The worst part is the physical sensation. Tight chest, shallow breathing, this constant low-grade nausea. My body is having a full crisis response to... a spreadsheet. A presentation. Things that, realistically, will not kill me. My brain knows this. My nervous system apparently didn't get the memo.
I spent three hours this afternoon staring at my screen, paralyzed. Opened the document, closed it. Checked email. Opened it again. Made a single edit. Checked Slack. The anxiety about not doing the work was making me unable to do the work. It's like being afraid of drowning and then refusing to swim.
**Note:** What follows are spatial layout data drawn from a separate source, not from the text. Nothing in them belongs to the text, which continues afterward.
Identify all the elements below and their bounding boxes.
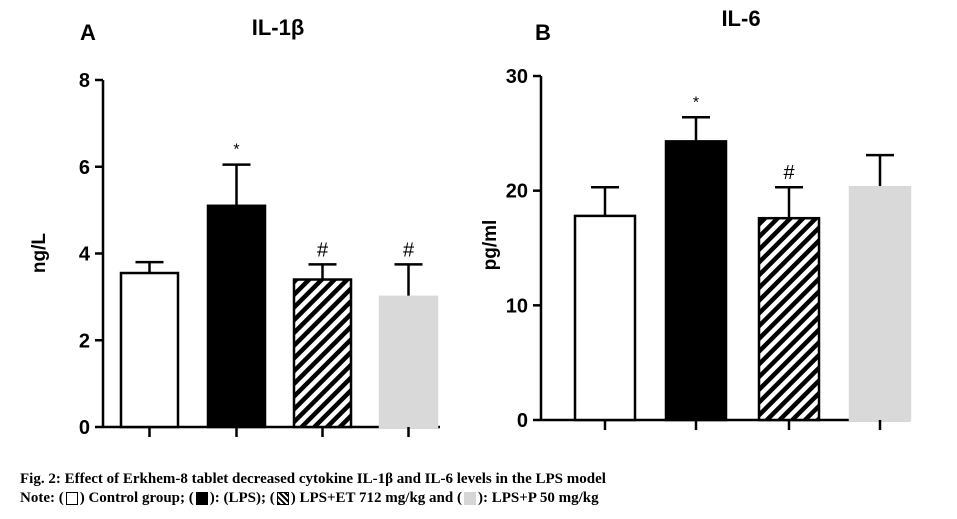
chart-title: IL-6 [721,6,760,31]
panel-label: A [80,20,96,45]
panel-label: B [535,20,551,45]
y-tick-label: 0 [517,410,528,432]
bar [206,204,267,429]
note-prefix: Note: ( [20,490,64,506]
y-tick-label: 8 [79,70,90,92]
p-swatch-icon [463,492,476,505]
y-tick-label: 20 [506,181,528,203]
control-swatch-icon [65,492,78,505]
significance-annotation: # [403,239,415,261]
note-lps: ): (LPS); ( [209,490,275,506]
y-tick-label: 30 [506,66,528,88]
bar [292,278,353,429]
y-tick-label: 6 [79,157,90,179]
note-et: ) LPS+ET 712 mg/kg and ( [290,490,462,506]
bar [848,185,912,422]
figure-caption-title: Fig. 2: Effect of Erkhem-8 tablet decrea… [20,471,606,487]
bar [664,140,728,422]
note-p: ): LPS+P 50 mg/kg [477,490,599,506]
bar [378,295,439,429]
panel-b-il6-chart: B IL-6 pg/ml 0 10 20 30 * # [480,6,912,432]
note-control: ) Control group; ( [79,490,194,506]
y-tick-label: 0 [79,417,90,439]
significance-annotation: # [317,239,329,261]
et-swatch-icon [276,492,289,505]
significance-annotation: * [693,94,699,111]
significance-annotation: * [233,142,239,159]
lps-swatch-icon [195,492,208,505]
bar [757,216,821,422]
bar [119,271,180,429]
y-tick-label: 2 [79,330,90,352]
chart-title: IL-1β [252,15,305,40]
y-tick-label: 10 [506,295,528,317]
panel-a-il1b-chart: A IL-1β ng/L 0 2 4 6 8 * # # [29,15,440,439]
figure-caption-note: Note: ( ) Control group; ( ): (LPS); ( )… [20,490,599,507]
y-axis-label: pg/ml [480,220,501,271]
y-axis-label: ng/L [29,233,50,273]
significance-annotation: # [783,162,795,184]
y-tick-label: 4 [79,244,91,266]
bar [573,214,637,422]
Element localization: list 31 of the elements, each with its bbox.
By 6 PM, I forced myself to make a list. Just the next three things I needed to do. Not the whole project. Just three things. I got one of them done before I left. One. But that's more than zero, right?
Stoic AF Response
Generated at 9:34 PM
"It is not that we have a short time to live, but that we waste a lot of it."
Let me get this straight: you're anxious about a deadline, and your response to that anxiety is... to not work on the thing? Bold strategy. Also, extremely human. You're not broken. You're just experiencing what happens when the fight-or-flight system meets a Google Doc.
Here's what you did right (and I need you to actually hear this): You noticed the paralysis. You made a list. You completed one thing. That's not failure - that's breaking the loop. The Stoics called this "the obstacle is the way." You couldn't do the whole project, so you did what you could. That's literally the only option any of us ever has.
Now, about that body stuff - the tight chest, the shallow breathing. That's your ancient lizard brain treating a deadline like a saber-toothed tiger. It's wrong, but it's trying to protect you. Epictetus would tell you that your body's reaction is not within your control, but your response to it is. Try this: when the chest tightens, take three breaths so slow they'd bore a sloth. Don't try to stop the anxiety. Just... outlast it.
Tomorrow, before opening any work, write down the three smallest possible next steps. Not goals. Not outcomes. Just the literal next actions. "Open document" counts. "Write one sentence" counts. Make it so easy you'd feel silly not doing it.